“It is good news. It’s about time. But the bigger context is: Look at what it took to get to these pay increases,” Halbert said, adding: “The increases are modest at best. I think it’s both good news — and it underscores how far we’ve let wages slip, how neglectful we’ve been in Ohio.”
The sea change from 2019 to 2021, of course, was COVID-19 and the federal government’s response to that.
Policy Matters’ new look at wages across Ohio shows that from 2019 to 2021, employers increased median pay for eight of the 10 most common jobs in the Dayton area. But four of the Dayton area’s 10 most common occupations paid so little that a worker with a family of three would need food aid to get by, the think tank says.
What’s more, today’s high inflation is eating away at what increases workers are able to enjoy, the left-leaning institution says.
“That’s the other complicating factor,” Halbert said. “Inflation is really zeroing out these wage gains.”
Relying on federal data, Policy Matters shows that two of the area’s most common occupations — home health care/personal care aides and general/operations managers — saw wages fall since 2019.
The fastest pay growth since 2019 among local jobs went to registered nurses (whose pay rose $1.75) and retail salespeople ($1.81).
It’s a similar story nationally. Since December 2020, nominal wages and salaries were up 4.5%, marking the fastest increase since 1983, according to a Peterson Institute of International Economics report in January 2022.
Those national increases put nominal wages and salaries 1.2% above their pre-pandemic trend, the institute said in a report by Jason Furman and Wilson Powell III.
But again, inflation is stealing those gains.
Credit: JIM NOELKER
Credit: JIM NOELKER
Jeff Haymond, dean of Cedarville University’s School of Business, said real wages have fallen for nine or 10 months.
“When I say ‘real,’ I mean adjusted for inflation,” he said.
That means less purchasing power, even if the numbers on paychecks are higher. And that phenomenon is affecting less affluent people in particular, Haymond said.
Even at relatively higher wages, employers are still desperate for qualified employees. A Labor Department survey last week showed a record number of job openings, 11.5 million.
Halbert’s policy recommendations are familiar ones: Put recent wage increases as the “floor” in law, with a higher minimum wage, indexed to inflation, she advises.
Said Halbert: “Being an entrepreneur or a business owner doesn’t entitle you to make a profit on the backs of working people. If the key ingredient to making your business work is poverty-level wages, I think we need to take a look at that business model.”
During COVID, the labor market changed. Eight of the 10 most common pre-COVID occupations shed jobs, particularly at restaurants and hotels.
And that’s reflected in a reshuffling of occupations in the top 10, Halbert said. Some fell off the list, like waiters and waitresses, which rank at 15 today. In 2019, that occupation was at No. 9.
Nam Vu, Miami University economics professor, agrees that inflation is important to consider when it comes to wage growth.
“The wages that we have today are pretty much outdated,” Vu said. “Actually, when you have high inflation, wage growth can be negative.
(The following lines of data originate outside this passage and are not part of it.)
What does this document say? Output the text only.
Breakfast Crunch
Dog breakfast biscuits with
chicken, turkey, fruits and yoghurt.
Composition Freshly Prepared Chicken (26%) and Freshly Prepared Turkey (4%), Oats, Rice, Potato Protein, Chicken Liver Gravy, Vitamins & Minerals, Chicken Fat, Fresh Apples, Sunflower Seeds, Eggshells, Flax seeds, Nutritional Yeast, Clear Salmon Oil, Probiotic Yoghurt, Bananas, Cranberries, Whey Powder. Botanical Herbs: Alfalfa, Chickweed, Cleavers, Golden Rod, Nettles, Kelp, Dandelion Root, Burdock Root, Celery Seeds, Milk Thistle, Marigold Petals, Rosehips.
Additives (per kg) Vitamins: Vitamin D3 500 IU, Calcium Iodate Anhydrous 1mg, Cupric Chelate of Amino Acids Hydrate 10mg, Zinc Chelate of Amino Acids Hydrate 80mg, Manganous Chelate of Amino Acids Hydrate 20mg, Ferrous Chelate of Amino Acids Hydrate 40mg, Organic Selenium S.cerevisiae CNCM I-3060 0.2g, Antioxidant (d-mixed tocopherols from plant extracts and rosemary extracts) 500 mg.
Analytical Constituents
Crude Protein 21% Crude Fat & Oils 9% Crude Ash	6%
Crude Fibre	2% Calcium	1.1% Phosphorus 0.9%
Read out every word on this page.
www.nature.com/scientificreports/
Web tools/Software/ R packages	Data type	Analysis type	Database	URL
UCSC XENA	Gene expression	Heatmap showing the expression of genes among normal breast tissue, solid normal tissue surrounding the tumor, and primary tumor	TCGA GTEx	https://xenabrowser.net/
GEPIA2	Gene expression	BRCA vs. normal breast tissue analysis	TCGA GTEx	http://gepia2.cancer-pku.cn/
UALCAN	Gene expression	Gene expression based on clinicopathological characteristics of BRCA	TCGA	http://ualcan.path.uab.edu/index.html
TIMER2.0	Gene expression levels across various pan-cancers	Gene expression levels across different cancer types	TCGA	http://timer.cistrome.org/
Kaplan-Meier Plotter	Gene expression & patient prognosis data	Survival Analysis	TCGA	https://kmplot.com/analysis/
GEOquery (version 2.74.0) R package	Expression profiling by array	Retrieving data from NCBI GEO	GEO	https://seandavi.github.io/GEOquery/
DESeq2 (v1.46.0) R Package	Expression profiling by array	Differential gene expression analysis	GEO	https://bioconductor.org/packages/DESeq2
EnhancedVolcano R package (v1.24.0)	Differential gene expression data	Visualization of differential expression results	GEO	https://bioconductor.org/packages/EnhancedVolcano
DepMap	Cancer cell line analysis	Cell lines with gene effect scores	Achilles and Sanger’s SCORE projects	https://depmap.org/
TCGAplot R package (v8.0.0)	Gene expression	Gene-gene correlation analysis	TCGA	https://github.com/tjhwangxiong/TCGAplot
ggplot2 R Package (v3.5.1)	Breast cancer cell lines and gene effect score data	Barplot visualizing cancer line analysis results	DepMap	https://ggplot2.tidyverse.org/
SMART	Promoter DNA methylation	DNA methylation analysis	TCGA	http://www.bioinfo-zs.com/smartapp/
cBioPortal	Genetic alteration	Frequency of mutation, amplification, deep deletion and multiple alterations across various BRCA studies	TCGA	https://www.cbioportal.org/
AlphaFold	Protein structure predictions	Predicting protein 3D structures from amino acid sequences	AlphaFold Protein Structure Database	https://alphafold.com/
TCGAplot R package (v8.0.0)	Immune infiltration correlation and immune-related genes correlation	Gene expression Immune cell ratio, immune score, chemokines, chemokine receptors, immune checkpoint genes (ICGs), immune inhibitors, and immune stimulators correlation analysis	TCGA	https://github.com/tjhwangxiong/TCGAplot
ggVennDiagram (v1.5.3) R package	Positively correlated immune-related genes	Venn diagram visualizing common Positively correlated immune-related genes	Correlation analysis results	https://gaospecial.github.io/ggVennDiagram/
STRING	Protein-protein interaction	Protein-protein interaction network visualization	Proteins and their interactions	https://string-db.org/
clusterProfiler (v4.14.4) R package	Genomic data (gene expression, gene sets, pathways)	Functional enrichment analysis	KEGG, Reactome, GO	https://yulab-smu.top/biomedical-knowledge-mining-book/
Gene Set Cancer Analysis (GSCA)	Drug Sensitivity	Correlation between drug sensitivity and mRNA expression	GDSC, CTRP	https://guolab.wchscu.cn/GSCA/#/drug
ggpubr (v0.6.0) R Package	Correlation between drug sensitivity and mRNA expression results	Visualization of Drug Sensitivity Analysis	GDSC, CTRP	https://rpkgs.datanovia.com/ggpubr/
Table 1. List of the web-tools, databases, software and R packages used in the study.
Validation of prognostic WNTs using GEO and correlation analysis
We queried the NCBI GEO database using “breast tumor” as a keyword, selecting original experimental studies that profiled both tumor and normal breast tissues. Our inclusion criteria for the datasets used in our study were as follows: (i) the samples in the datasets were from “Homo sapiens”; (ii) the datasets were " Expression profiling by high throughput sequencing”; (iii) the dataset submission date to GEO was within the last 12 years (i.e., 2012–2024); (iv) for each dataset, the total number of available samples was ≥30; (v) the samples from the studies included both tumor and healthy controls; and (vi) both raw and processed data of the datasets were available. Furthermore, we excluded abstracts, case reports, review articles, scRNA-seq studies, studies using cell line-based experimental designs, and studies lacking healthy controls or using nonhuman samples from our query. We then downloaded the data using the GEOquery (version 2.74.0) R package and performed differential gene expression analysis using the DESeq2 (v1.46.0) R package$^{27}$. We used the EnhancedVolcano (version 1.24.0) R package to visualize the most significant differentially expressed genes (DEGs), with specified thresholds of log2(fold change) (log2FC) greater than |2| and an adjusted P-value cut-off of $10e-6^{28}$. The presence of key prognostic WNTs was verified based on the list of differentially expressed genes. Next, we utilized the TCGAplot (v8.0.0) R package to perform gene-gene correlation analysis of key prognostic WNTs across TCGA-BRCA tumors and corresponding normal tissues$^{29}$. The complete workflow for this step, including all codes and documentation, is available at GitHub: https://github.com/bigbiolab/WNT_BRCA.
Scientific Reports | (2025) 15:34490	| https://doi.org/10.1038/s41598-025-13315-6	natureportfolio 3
And that’s something we’re seeing right now.”
In Ohio, the problem is particularly acute when it comes to hospitality and restaurant workers, and even some manufacturing workers, he said.
He believes current inflation could well be long-lasting, feeding a self-fulfilling “expectation” of higher prices, “which means we could have a persistently negative wage growth,” he said.
“It is a very tricky situation. It very much reminds me of the (19)70s, and there’s no easy answer to that,” Vu said.